Kampfkarren · August 19, 2022, 9:07pm

It’s important to highlight integer support and bitwise operators. For Luau, it’s rare that a full 64-bit integer type is necessary - double-precision types support integers up to 2^53 (in Lua which is used in embedded space, integers may be more appealing in environments without a native 64-bit FPU). However, there’s a lot of value in having a single number type, both from performance perspective and for consistency. Notably, Lua doesn’t handle integer overflow properly, so using integers also carries compatibility implications.

Ksuose · August 20, 2022, 2:00pm

Glad that ROBLOX is finally taking steps on improving LuaU. Unfortunate that I’m fully letting go off developing soon, it’s been great, keep 'em coming!

ffrostfall · August 20, 2022, 2:17pm

Roblox has been taking steps to improve Luau for a long time, I’m not sure what you mean?

blobbyblob · September 12, 2022, 1:03pm

Would you mind tweaking this language in the lint warning to use “2^64-1” instead of “2^64”? I ran into this today where I was trying to represent 2^64, and got this warning. It seemed silly, since that was the number I was trying to represent and therefore, it wouldn’t be an issue if it got truncated to that value.

zeuxcg · September 12, 2022, 4:06pm

If you need 2^64, does anything prevent you from typing 2^64? 2^64-1 isn’t representable by double-precision floating point numbers, so the overly long number literals are indeed truncated to 2^64 - the lint warning text is correct.

blobbyblob · September 12, 2022, 5:17pm

Yeah, I’m not concerned about changing the parser to allow representing 2^64 as 0x100…00, I just felt the error message should be more precise. The value wasn’t truncated to 2^64, it was truncated to 2^64-1.

Edit: and I realize the above code has some issues because doubles only have ~54 bits of precision, I just wrote it as an example & don’t want that to detract from my point.

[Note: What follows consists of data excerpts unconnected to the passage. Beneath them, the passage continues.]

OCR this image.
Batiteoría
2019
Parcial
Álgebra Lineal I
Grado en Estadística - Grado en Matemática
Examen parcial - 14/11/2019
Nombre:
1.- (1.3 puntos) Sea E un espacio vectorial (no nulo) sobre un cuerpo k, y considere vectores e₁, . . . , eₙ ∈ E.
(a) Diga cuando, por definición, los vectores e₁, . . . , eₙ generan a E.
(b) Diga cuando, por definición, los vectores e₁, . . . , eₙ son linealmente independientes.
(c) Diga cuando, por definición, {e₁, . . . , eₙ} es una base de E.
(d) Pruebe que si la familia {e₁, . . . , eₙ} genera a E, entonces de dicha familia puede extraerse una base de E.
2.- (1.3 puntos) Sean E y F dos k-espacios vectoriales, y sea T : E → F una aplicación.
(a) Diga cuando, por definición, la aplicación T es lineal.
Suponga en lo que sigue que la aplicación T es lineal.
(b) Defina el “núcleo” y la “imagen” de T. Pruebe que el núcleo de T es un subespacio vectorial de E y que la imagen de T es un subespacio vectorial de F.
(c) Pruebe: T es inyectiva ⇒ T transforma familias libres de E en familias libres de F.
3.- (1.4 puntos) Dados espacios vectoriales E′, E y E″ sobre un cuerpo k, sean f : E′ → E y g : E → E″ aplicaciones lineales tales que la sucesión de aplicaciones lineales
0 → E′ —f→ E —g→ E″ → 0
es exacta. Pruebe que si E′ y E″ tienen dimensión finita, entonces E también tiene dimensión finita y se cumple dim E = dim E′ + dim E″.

zeuxcg · September 16, 2022, 4:09am

No, both 0x1_0000_0000_0000_0000 and 0xFFFF_FFFF_FFFF_FFFF are interpreted as 2^64:

print(0x1_0000_0000_0000_0000 == 0xFFFF_FFFF_FFFF_FFFF)
-- output: true
print(0x1_0000_0000_0000_0000 == 2^64)
-- output: true
print(math.frexp(0x1_0000_0000_0000_0000))
-- output: 0.5 65

blobbyblob · September 16, 2022, 11:57am

Oh right, of course – forgot that after being interpreted as an unsigned 64 bit number, it gets converted to a double and would be rounded to fit in 52 bits of precision.

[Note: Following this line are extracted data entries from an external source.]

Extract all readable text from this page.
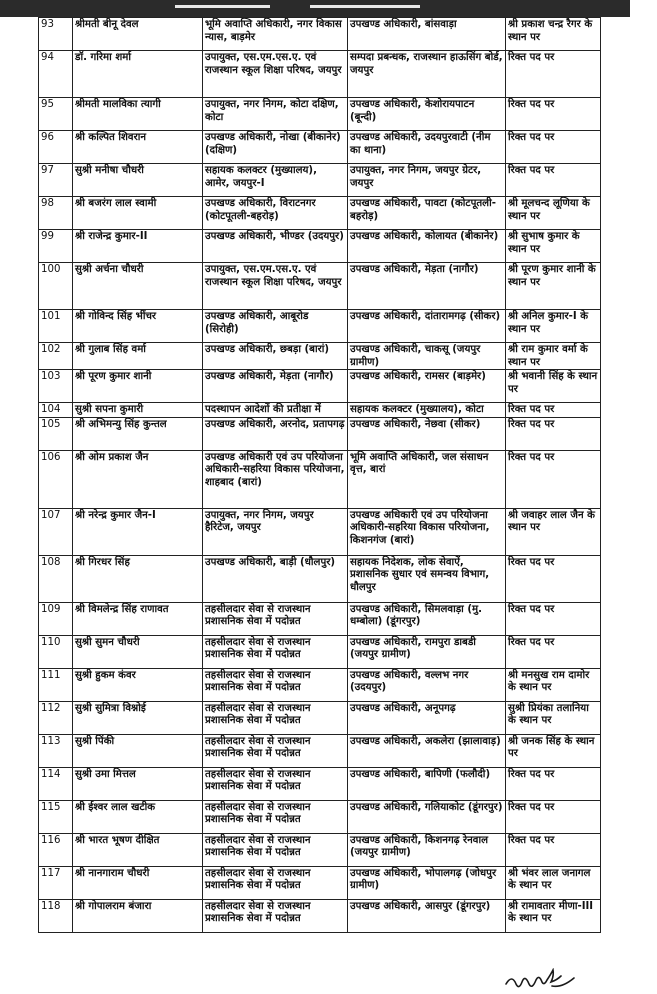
93	श्रीमती बीनू देवल	भूमि अवाप्ति अधिकारी, नगर विकास न्यास, बाड़मेर	उपखण्ड अधिकारी, बांसवाड़ा	श्री प्रकाश चन्द्र रैगर के स्थान पर
94	डॉ. गरिमा शर्मा	उपायुक्त, एस.एम.एस.ए. एवं राजस्थान स्कूल शिक्षा परिषद, जयपुर	सम्पदा प्रबन्धक, राजस्थान हाऊसिंग बोर्ड, जयपुर	रिक्त पद पर
95	श्रीमती मालविका त्यागी	उपायुक्त, नगर निगम, कोटा दक्षिण, कोटा	उपखण्ड अधिकारी, केशोरायपाटन (बून्दी)	रिक्त पद पर
96	श्री कल्पित शिवरान	उपखण्ड अधिकारी, नोखा (बीकानेर) (दक्षिण)	उपखण्ड अधिकारी, उदयपुरवाटी (नीम का थाना)	रिक्त पद पर
97	सुश्री मनीषा चौधरी	सहायक कलक्टर (मुख्यालय), आमेर, जयपुर-I	उपायुक्त, नगर निगम, जयपुर ग्रेटर, जयपुर	रिक्त पद पर
98	श्री बजरंग लाल स्वामी	उपखण्ड अधिकारी, विराटनगर (कोटपूतली-बहरोड़)	उपखण्ड अधिकारी, पावटा (कोटपूतली-बहरोड़)	श्री मूलचन्द लूणिया के स्थान पर
99	श्री राजेन्द्र कुमार-II	उपखण्ड अधिकारी, भीण्डर (उदयपुर)	उपखण्ड अधिकारी, कोलायत (बीकानेर)	श्री सुभाष कुमार के स्थान पर
100	सुश्री अर्चना चौधरी	उपायुक्त, एस.एम.एस.ए. एवं राजस्थान स्कूल शिक्षा परिषद, जयपुर	उपखण्ड अधिकारी, मेड़ता (नागौर)	श्री पूरण कुमार शानी के स्थान पर
101	श्री गोविन्द सिंह भींचर	उपखण्ड अधिकारी, आबूरोड (सिरोही)	उपखण्ड अधिकारी, दांतारामगढ़ (सीकर)	श्री अनिल कुमार-I के स्थान पर
102	श्री गुलाब सिंह वर्मा	उपखण्ड अधिकारी, छबड़ा (बारां)	उपखण्ड अधिकारी, चाकसू (जयपुर ग्रामीण)	श्री राम कुमार वर्मा के स्थान पर
103	श्री पूरण कुमार शानी	उपखण्ड अधिकारी, मेड़ता (नागौर)	उपखण्ड अधिकारी, रामसर (बाड़मेर)	श्री भवानी सिंह के स्थान पर
104	सुश्री सपना कुमारी	पदस्थापन आदेशों की प्रतीक्षा में	सहायक कलक्टर (मुख्यालय), कोटा	रिक्त पद पर
105	श्री अभिमन्यु सिंह कुन्तल	उपखण्ड अधिकारी, अरनोद, प्रतापगढ़	उपखण्ड अधिकारी, नेछवा (सीकर)	रिक्त पद पर
106	श्री ओम प्रकाश जैन	उपखण्ड अधिकारी एवं उप परियोजना अधिकारी-सहरिया विकास परियोजना, शाहबाद (बारां)	भूमि अवाप्ति अधिकारी, जल संसाधन वृत्त, बारां	रिक्त पद पर
107	श्री नरेन्द्र कुमार जैन-I	उपायुक्त, नगर निगम, जयपुर हैरिटेज, जयपुर	उपखण्ड अधिकारी एवं उप परियोजना अधिकारी-सहरिया विकास परियोजना, किशनगंज (बारां)	श्री जवाहर लाल जैन के स्थान पर
108	श्री गिरधर सिंह	उपखण्ड अधिकारी, बाड़ी (धौलपुर)	सहायक निदेशक, लोक सेवाऐं, प्रशासनिक सुधार एवं समन्वय विभाग, धौलपुर	रिक्त पद पर
109	श्री विमलेन्द्र सिंह राणावत	तहसीलदार सेवा से राजस्थान प्रशासनिक सेवा में पदोन्नत	उपखण्ड अधिकारी, सिमलवाड़ा (मु. धम्बोला) (डूंगरपुर)	रिक्त पद पर
110	सुश्री सुमन चौधरी	तहसीलदार सेवा से राजस्थान प्रशासनिक सेवा में पदोन्नत	उपखण्ड अधिकारी, रामपुरा डाबडी (जयपुर ग्रामीण)	रिक्त पद पर
111	सुश्री हुकम कंवर	तहसीलदार सेवा से राजस्थान प्रशासनिक सेवा में पदोन्नत	उपखण्ड अधिकारी, वल्लभ नगर (उदयपुर)	श्री मनसुख राम दामोर के स्थान पर
112	सुश्री सुमित्रा विश्नोई	तहसीलदार सेवा से राजस्थान प्रशासनिक सेवा में पदोन्नत	उपखण्ड अधिकारी, अनूपगढ़	सुश्री प्रियंका तलानिया के स्थान पर
113	सुश्री पिंकी	तहसीलदार सेवा से राजस्थान प्रशासनिक सेवा में पदोन्नत	उपखण्ड अधिकारी, अकलेरा (झालावाड़)	श्री जनक सिंह के स्थान पर
114	सुश्री उमा मित्तल	तहसीलदार सेवा से राजस्थान प्रशासनिक सेवा में पदोन्नत	उपखण्ड अधिकारी, बापिणी (फलौदी)	रिक्त पद पर
115	श्री ईश्वर लाल खटीक	तहसीलदार सेवा से राजस्थान प्रशासनिक सेवा में पदोन्नत	उपखण्ड अधिकारी, गलियाकोट (डूंगरपुर)	रिक्त पद पर
116	श्री भारत भूषण दीक्षित	तहसीलदार सेवा से राजस्थान प्रशासनिक सेवा में पदोन्नत	उपखण्ड अधिकारी, किशनगढ़ रेनवाल (जयपुर ग्रामीण)	रिक्त पद पर
117	श्री नानगाराम चौधरी	तहसीलदार सेवा से राजस्थान प्रशासनिक सेवा में पदोन्नत	उपखण्ड अधिकारी, भोपालगढ़ (जोधपुर ग्रामीण)	श्री भंवर लाल जनागल के स्थान पर
118	श्री गोपालराम बंजारा	तहसीलदार सेवा से राजस्थान प्रशासनिक सेवा में पदोन्नत	उपखण्ड अधिकारी, आसपुर (डूंगरपुर)	श्री रामावतार मीणा-III के स्थान पर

It still feels wrong to have the linter say to me, “sorry, you can’t express this number – we’ll interpret it as that same number”. My first response is “OK, so there’s no problem, why bother me with this?” I really just want that lint warning to be more clear as to what it’s trying to defend against so I don’t have to go on a hunt to figure out what it really means.

Maybe be clear that there should be only 16 digits in a hex representation?

zeuxcg · September 16, 2022, 5:29pm

Ah, I see your point - the lint is really targeting the more generic problem though, eg 0xabcd_1234_5678_abcd_1234. Specifically for 0x1_0000_0000_0000_0000 you’re correct in that this number is a) exactly representable as written, b) unlikely to ever change the parsing behavior.

system · January 14, 2023, 5:30pm

This topic was automatically closed 120 days after the last reply. New replies are no longer allowed.